You've probably heard some of these stats before:
The United States is the number-two polluter on the planet according to the Union of Concerned Scientists.
The top three biggest sources of pollution, according to the Yale Journal of Industrial Ecology: Transportation (especially cars and planes), food production (especially meat and dairy), and energy for heating, cooling and running household appliances. These are all industries that are regulated in some form or another.
There's a common pattern when it comes to regulations and commerce. A commercial entity will do something that seems dodgy. Then, a whistleblower comes in and tells someone about it. If enough people raise a red flag, the government comes in to regulate that entity in the name of the public good.
A corporation may not be perfectly content with all of this, but it seems that in the case of utility companies, they're at least resigned to the fact that regulation is part of their existence. So when the pattern is interrupted or reversed, it's worth taking note.
Take the case of Pacific Power. It is on its way to going coal-free, due to Oregon's "coal-to-clean" law. According to the state's office of Energy and Climate Change, this law will eliminate "out-of-state coal-fired electricity for good by 2030 while increasing renewable energy to 50 percent by 2040. In addition, Oregon will close the last remaining coal plant in the state 20 years early in 2020."
In this state, the people—through their government—demanded cleaner energy and industry followed. We can take solace in the state's commitment, but that solace doesn't extend to the actions of the federal executive branch.
Last week the President announced that the United States would be pulling out of the Paris Agreement. The accord, signed by nearly every country on the planet, is an effort to reduce emissions and combat climate change. It is a landmark piece of worldwide cooperation in an effort to control our environmental fate.

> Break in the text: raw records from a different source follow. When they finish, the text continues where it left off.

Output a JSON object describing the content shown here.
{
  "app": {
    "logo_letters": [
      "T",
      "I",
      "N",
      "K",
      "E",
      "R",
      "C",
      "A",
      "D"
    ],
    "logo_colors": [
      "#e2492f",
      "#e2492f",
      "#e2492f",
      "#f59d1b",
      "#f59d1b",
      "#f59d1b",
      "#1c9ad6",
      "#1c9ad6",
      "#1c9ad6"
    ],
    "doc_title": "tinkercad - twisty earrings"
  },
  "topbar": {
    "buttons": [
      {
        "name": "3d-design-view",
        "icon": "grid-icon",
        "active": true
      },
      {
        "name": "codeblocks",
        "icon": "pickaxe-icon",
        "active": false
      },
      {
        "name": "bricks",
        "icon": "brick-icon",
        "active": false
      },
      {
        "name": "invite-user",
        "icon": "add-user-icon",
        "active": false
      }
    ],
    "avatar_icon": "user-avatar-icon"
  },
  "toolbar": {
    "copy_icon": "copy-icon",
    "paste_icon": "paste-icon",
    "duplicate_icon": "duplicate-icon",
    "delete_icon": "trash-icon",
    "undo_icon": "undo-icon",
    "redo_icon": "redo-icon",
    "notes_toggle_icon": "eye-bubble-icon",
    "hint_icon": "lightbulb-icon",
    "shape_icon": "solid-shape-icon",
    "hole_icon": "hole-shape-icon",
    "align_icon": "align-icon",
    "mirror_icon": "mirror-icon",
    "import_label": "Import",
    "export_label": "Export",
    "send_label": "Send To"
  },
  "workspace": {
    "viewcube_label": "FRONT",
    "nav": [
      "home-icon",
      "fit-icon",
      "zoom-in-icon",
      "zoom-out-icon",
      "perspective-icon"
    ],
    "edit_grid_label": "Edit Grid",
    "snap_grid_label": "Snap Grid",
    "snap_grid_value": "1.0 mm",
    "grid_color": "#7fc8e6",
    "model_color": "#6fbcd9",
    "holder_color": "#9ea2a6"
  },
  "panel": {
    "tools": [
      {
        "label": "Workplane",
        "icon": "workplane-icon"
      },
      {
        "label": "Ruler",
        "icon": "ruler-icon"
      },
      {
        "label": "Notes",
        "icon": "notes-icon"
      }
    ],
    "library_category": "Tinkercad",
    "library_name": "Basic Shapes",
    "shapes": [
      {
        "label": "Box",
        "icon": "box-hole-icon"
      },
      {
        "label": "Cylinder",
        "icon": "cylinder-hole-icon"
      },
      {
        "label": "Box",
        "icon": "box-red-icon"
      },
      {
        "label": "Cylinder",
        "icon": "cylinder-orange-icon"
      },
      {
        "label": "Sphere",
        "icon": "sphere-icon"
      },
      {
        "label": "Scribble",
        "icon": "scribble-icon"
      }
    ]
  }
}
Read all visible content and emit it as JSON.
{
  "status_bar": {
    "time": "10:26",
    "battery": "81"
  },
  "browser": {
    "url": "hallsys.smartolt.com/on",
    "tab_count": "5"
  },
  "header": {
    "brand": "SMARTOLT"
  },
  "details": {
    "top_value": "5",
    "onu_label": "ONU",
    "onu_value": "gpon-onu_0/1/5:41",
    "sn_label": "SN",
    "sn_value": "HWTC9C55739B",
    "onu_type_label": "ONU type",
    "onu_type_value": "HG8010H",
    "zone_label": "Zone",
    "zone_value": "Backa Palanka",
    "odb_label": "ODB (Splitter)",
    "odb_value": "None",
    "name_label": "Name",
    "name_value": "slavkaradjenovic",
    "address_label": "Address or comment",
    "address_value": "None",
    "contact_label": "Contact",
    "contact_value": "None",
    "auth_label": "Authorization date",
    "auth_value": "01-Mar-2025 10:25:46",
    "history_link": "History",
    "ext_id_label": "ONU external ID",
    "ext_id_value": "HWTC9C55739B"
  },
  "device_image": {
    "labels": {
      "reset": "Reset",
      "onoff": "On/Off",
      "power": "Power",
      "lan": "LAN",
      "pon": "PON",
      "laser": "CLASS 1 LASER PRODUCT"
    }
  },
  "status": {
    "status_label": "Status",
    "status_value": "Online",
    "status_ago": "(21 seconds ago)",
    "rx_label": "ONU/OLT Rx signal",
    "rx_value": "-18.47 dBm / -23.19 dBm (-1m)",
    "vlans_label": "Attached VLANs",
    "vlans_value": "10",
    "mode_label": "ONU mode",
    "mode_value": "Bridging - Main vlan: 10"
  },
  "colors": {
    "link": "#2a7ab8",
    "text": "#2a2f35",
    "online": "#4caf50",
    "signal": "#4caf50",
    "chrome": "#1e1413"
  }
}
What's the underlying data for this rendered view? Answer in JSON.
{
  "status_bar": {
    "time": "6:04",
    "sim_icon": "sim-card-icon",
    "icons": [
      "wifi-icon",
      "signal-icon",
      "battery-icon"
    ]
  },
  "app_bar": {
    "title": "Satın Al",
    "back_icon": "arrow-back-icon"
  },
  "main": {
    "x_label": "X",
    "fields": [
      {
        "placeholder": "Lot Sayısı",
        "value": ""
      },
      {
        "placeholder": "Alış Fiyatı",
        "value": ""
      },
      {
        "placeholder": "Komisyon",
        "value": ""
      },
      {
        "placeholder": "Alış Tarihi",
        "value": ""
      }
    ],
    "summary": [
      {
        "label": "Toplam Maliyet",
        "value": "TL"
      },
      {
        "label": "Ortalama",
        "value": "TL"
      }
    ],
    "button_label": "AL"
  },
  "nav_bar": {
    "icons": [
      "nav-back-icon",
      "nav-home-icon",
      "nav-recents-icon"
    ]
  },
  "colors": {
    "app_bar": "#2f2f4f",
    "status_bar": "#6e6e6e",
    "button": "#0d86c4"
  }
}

Local utilities, already on board with the coal-to-clean transition, aren't following the federal government on this one. Pacific Power is a perfect example.
Pacific Power's Senior Vice President Scott Bolton had this to say following that announcement:
"The President's decision doesn't change Pacific Power's strategy—we will continue to focus on delivering reliable, affordable, safe and clean energy to our customers and reducing our carbon footprint. That is what our customers want, and we will work hard to provide it.
"We are putting that commitment into action with our recently announced Energy Vision 2020 that will invest $3.5 billion in new renewable energy by 2020. This new investment is part of our long-term energy plan to expand our investments in clean energy that will both reduce our emissions and our long-term costs. We've been on the road to a cleaner energy future for more than a decade and we're not changing course. We know that investing in renewable energy provides many economic benefits, can reduce costs, lower emissions and offer greater energy independence."
For many people, government regulation is a way to keep industry in check and to protect the public. In the modern national political landscape, however, regulation is a four-letter word. Those who decry the evils of regulation often say it's holding back the marketplace that consumers are demanding something that those regulations won't allow. Yet, to see one of the largest utility providers say, "That is what our customers want," and still, to see our administration go in the opposite direction from even the utility companies, is a part of our bizarre political landscape.
As a consumer, however, you still have a choice to further support renewable power in your community. Pacific Power is one of many utilities that have allowed customers to invest in renewable energy, through its Blue Sky program. While the program doesn't come with the promise that the power you buy will actually come from renewable sources, the money consumers invest in Blue Sky is used to purchase renewable energy certificates. According to the Environmental Protection Agency, "RECs are issued when one megawatt-hour (MWh) of electricity is generated and delivered to the electricity grid from a renewable energy resource."
When power companies, who have the largest upside to avoid change, see the value of renewable energy and of reducing their carbon footprint, it's disheartening to see government leadership move in the opposite direction. But Oregonians can still vote with their pocket books and help utilities stay green.